Por conta, justamente, dessa decisão narrativa é que podemos entender as relações familiares, amorosas e as amizades que Sofia nutre com quem está ao seu redor. O relacionamento da jovem com o pai (Rômulo Braga) é uma das coisas mais bonitas do filme, assim como o desabrochar do seu relacionamento com Bel (Loro Bardot) e também a cumplicidade de Sofia com a sua técnica Sol (Grace Passô).
Com um elenco muito talentoso e inclusivo, Levante dá espaço para a diversidade, para a pluralidade de corpos e protagonismo transexual, não-binário e preto nas telas para além da violência que permeia constantemente as minorias neste país. A linha de amor e companheirismo que liga quem integra o time de vôlei comandado por Sol mostra para o telespectador a beleza de receber apoio incondicional em um momento tão difícil e complicado na vida. Não há espaço para julgamentos, existe apenas o companheirismo entre um grupo muito unido.
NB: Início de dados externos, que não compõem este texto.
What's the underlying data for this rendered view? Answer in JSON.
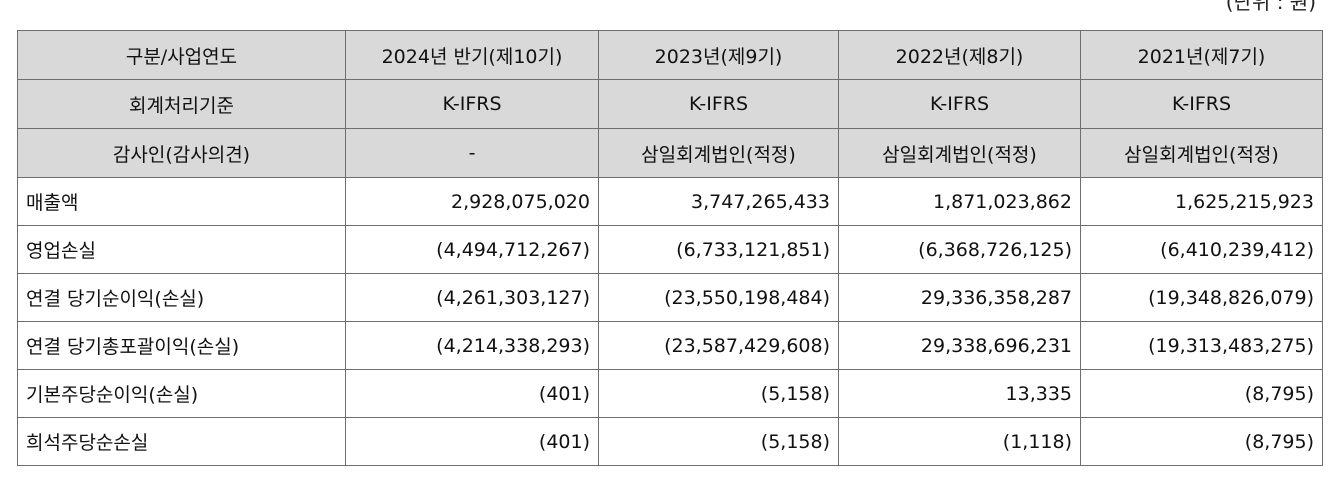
{
  "unit_note": "(단위 : 원)",
  "header_rows": [
    [
      "구분/사업연도",
      "2024년 반기(제10기)",
      "2023년(제9기)",
      "2022년(제8기)",
      "2021년(제7기)"
    ],
    [
      "회계처리기준",
      "K-IFRS",
      "K-IFRS",
      "K-IFRS",
      "K-IFRS"
    ],
    [
      "감사인(감사의견)",
      "-",
      "삼일회계법인(적정)",
      "삼일회계법인(적정)",
      "삼일회계법인(적정)"
    ]
  ],
  "rows": [
    [
      "매출액",
      "2,928,075,020",
      "3,747,265,433",
      "1,871,023,862",
      "1,625,215,923"
    ],
    [
      "영업손실",
      "(4,494,712,267)",
      "(6,733,121,851)",
      "(6,368,726,125)",
      "(6,410,239,412)"
    ],
    [
      "연결 당기순이익(손실)",
      "(4,261,303,127)",
      "(23,550,198,484)",
      "29,336,358,287",
      "(19,348,826,079)"
    ],
    [
      "연결 당기총포괄이익(손실)",
      "(4,214,338,293)",
      "(23,587,429,608)",
      "29,338,696,231",
      "(19,313,483,275)"
    ],
    [
      "기본주당순이익(손실)",
      "(401)",
      "(5,158)",
      "13,335",
      "(8,795)"
    ],
    [
      "희석주당순손실",
      "(401)",
      "(5,158)",
      "(1,118)",
      "(8,795)"
    ]
  ]
}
Tecnicamente, o trabalho de Levante também é muito primoroso desde a escolha das músicas que compõem a trilha sonora, ao uso das cores indo até ao figurino e a direção de arte. O longa é muito bem dirigido e merecidamente vem colecionando prêmios por onde passa. Por isso, espero que muita gente tenha o prazer de conferir o filme nos cinemas a partir do dia 22 de fevereiro, não só para prestigiar uma obra brasileira, mas, para refletir sobre uma história necessária em um Brasil tão conservador.